19 Aralık 2016 01:38

Patron küçülme diyor ama konteyner sayıları artıyor

Fırat TURGUT
Kocaeli

400’ü aşkın kişinin çalıştığı Evyapport Limanı’nda Liman-İş’e üye oldukları için işten atılan işçilerleyiz. Görüştüğümüz işçiler mafi operatörü. Sadece liman içlerinde iş yapan, gemiden alınan, gemiye konulan ya da bir sahadan başka bir sahaya götürülecek konteynerleri taşıyan TIR tipi araçları kullanıyorlar. “Yaklaşık 2,5 senedir burada çalışıyorum” diyor Emre Yılmaz “Daha önce servis çekiyordum buraya. Daha sonra kadrolu iş olduğu için girdim.” İlk girdiği zaman çalışma saatlerinin oldukça uzun olduğunu söylüyor. “Üç vardiya çalışıyoruz.

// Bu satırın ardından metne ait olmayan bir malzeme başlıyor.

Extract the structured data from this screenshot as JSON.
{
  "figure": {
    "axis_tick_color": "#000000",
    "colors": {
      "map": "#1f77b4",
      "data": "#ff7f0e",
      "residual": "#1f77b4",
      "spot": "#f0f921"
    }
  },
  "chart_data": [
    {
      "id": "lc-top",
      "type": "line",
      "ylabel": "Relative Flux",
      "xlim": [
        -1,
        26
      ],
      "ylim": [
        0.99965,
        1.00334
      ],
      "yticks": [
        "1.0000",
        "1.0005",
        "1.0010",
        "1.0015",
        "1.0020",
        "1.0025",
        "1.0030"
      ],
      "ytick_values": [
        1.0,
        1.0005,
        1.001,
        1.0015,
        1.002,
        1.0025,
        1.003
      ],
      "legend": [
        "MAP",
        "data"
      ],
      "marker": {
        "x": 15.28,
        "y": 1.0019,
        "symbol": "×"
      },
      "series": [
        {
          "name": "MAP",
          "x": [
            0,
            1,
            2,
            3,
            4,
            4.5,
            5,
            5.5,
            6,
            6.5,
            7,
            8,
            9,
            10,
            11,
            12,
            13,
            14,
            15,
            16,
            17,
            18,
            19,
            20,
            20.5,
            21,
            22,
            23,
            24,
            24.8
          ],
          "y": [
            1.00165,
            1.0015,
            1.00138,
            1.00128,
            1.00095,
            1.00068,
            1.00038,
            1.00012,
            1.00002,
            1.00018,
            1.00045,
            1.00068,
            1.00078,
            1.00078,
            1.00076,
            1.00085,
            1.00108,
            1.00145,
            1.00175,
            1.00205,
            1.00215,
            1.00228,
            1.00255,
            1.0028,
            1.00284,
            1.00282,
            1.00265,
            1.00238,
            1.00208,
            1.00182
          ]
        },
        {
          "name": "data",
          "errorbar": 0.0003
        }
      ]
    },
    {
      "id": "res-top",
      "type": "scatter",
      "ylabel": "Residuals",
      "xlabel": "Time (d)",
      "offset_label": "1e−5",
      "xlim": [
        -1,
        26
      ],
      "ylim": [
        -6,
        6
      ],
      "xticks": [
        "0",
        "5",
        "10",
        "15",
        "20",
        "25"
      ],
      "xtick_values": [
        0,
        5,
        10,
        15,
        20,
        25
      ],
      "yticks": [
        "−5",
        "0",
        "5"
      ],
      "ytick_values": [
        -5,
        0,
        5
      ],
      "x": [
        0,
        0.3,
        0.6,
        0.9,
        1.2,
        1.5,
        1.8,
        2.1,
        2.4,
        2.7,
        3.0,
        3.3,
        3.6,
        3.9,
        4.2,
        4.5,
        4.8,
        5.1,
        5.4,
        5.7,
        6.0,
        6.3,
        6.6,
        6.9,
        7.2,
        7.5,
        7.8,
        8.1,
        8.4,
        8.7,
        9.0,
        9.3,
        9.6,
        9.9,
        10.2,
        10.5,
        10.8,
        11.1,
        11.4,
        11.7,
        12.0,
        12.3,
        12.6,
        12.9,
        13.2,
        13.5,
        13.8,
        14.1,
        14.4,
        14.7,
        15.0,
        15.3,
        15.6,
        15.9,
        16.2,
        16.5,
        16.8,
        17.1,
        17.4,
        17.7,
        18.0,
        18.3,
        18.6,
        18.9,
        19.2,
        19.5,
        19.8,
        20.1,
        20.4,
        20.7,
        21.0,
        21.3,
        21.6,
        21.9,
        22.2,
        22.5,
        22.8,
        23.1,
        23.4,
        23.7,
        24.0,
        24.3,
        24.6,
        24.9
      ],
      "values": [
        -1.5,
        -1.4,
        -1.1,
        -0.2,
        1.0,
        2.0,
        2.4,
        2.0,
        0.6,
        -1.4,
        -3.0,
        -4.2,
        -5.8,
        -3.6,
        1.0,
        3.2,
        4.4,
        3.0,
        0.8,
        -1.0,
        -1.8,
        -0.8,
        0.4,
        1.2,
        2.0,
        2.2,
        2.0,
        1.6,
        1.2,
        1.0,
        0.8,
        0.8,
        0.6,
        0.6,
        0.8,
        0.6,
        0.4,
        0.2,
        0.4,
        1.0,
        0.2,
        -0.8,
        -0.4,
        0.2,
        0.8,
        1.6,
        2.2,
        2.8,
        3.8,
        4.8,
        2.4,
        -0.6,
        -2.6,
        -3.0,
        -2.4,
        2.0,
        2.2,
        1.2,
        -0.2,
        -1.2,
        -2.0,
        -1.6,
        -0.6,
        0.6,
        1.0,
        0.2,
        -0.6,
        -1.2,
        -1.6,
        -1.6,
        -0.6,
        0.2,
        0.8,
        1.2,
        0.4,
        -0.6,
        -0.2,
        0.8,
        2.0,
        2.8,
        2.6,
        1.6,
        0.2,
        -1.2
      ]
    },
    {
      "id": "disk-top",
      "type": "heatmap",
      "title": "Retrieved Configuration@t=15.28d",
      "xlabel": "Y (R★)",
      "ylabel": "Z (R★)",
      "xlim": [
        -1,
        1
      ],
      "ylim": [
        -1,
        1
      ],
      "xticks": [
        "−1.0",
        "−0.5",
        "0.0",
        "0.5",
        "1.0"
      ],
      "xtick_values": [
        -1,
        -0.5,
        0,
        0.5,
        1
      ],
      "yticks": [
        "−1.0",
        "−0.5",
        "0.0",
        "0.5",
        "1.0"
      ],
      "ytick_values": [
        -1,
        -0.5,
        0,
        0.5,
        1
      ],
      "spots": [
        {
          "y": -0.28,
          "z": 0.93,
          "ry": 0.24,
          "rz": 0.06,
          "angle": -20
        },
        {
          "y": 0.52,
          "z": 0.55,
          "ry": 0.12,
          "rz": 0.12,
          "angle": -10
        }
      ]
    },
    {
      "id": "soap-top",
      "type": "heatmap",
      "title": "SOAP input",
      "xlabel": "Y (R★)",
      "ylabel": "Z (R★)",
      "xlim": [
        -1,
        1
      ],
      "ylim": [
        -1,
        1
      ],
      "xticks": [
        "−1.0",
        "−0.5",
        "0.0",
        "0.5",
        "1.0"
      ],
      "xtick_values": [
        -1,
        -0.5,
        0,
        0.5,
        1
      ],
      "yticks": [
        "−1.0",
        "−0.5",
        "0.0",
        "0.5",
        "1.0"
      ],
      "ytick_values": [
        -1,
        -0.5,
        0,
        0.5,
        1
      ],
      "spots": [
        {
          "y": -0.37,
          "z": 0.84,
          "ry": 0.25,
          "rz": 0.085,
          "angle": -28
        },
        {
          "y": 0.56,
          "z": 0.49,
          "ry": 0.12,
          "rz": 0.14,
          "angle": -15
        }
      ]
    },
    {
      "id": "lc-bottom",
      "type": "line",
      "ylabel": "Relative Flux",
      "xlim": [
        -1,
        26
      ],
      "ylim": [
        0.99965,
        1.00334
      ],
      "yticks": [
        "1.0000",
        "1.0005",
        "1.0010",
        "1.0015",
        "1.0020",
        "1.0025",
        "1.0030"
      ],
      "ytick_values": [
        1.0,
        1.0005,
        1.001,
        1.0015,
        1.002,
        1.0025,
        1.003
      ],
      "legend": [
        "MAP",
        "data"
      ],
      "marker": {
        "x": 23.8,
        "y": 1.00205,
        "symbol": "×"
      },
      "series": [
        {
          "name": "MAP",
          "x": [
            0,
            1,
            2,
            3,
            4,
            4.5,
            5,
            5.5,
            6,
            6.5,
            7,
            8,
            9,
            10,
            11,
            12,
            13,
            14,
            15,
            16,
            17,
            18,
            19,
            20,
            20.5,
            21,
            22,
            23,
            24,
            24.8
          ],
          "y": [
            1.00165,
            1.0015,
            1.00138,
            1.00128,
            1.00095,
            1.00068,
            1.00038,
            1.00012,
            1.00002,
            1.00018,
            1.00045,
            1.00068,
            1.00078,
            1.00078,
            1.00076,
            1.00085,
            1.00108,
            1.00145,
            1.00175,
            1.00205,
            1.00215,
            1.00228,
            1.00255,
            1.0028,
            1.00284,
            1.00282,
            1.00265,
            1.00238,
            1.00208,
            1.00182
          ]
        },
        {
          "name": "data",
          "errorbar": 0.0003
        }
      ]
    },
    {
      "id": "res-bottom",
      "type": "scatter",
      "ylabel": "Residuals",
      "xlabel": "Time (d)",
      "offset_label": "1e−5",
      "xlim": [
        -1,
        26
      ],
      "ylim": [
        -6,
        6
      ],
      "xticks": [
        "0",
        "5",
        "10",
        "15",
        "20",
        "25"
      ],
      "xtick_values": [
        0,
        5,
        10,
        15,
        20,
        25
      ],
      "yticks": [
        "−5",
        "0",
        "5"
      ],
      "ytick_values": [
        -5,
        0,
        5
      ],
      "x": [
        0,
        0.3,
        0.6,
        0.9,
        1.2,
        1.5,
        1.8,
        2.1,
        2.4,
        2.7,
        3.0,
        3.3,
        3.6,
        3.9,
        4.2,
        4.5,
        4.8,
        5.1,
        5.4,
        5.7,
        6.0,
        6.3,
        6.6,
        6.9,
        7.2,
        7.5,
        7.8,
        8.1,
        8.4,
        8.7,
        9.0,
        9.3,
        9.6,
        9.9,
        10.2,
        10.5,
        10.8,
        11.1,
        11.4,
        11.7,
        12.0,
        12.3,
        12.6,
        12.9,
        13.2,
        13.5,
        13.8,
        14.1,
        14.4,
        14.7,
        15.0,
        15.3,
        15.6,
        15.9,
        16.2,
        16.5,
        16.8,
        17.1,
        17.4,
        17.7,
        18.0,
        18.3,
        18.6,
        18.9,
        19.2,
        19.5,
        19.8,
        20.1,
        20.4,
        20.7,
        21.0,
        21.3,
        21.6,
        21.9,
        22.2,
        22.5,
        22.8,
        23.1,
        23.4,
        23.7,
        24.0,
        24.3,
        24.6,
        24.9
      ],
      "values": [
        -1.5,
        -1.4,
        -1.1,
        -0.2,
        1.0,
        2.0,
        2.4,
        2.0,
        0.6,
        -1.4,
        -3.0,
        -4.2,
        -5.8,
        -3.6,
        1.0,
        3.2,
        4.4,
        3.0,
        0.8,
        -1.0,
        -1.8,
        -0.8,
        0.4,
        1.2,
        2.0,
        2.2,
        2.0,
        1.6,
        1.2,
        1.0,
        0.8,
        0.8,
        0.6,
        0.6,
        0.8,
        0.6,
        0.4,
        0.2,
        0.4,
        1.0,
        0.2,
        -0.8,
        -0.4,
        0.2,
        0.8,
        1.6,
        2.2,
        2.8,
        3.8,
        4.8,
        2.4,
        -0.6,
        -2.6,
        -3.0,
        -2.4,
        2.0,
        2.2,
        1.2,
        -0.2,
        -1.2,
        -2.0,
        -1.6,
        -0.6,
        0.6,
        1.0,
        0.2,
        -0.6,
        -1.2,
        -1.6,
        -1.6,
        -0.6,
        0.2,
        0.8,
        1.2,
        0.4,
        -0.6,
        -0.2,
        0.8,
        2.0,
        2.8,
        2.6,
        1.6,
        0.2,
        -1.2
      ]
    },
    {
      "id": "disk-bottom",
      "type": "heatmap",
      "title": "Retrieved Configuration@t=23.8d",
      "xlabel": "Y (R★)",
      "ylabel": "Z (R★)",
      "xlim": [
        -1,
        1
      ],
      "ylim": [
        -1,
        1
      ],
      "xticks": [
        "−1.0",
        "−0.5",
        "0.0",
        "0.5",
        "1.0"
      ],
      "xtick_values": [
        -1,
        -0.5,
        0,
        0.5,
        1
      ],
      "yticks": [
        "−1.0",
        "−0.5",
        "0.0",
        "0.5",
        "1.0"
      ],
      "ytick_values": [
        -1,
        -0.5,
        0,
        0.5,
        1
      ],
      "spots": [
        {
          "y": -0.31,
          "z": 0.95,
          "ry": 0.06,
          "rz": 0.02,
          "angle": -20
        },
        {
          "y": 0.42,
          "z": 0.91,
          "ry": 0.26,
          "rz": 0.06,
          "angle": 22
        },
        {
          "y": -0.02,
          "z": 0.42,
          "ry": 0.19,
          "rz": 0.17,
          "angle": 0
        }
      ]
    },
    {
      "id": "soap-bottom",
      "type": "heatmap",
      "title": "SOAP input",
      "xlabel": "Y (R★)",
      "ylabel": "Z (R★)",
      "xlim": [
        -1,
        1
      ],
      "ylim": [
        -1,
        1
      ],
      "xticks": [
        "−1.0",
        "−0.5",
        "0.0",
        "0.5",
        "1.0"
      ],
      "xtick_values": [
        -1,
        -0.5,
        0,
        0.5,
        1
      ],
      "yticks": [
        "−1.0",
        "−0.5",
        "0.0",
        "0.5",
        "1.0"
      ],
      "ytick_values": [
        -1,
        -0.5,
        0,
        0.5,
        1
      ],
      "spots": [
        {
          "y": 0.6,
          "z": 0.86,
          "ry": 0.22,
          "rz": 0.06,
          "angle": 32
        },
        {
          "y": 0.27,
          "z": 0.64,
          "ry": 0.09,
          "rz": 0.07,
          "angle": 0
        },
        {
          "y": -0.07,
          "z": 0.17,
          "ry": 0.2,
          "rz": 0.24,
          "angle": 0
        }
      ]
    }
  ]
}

Ama daha önce 12 saat çalışıyorduk. İşçi sayısı azdı, 2 vardiya gibi çalışıyorduk. 1 ayın 15 günü 12 saat çalışıyorduk. Son zamanlarda bu durum haftada bir güne düştü” diyor.

Sendikalaşma nedenlerini sorduğumuzda da şunları anlatıyor: “Günde 8 saat çalışıyoruz. Yarım saat yemek molası var. Başka da bir molamız yok. Çay mahalleri var ‘Boşluğunuzda gidip çay alın’ diyorlar. Gittiğin zaman da vardiya amiri geliyor, ne bekliyorsun diye azarlıyor. İzin günleri haftada birdi. Onu da doğru düzgün yapamıyorduk.”

‘SIKIŞINCA ZAM YAPANLAR SIKIŞINCA İŞTEN ATTILAR’

Murat Taştan da 2 seneyi aşkındır limanda çalışıyor. “Sendikalaşma nedenlerimizden biri maaşlarımızdaki oynamalar” diyor. Anlattığına göre Dubai Port açılınca sonra Evyapport’taki işçiler ücretin daha yüksek olması nedeniyle Dubai Port’a yöneliyor ve o süreçte işçi kaybetmek istemeyen Evyapport yönetimi asgari ücretin biraz üzerinde çalıştırdığı işçilerin ücretine 600 liraya varan zamlar yapıyor. “Maaşlardaki oynamalar” derken bu zammın geri çekilebileceği tehlikesi. Emre Yılmaz “Sıkışınca zam yapan, sıkışınca o zammı geri de alır. Bir tane liman açıldı, millet kaçmasın diye zam yapanlar, bir günde de işime son veriyor işte” diyor.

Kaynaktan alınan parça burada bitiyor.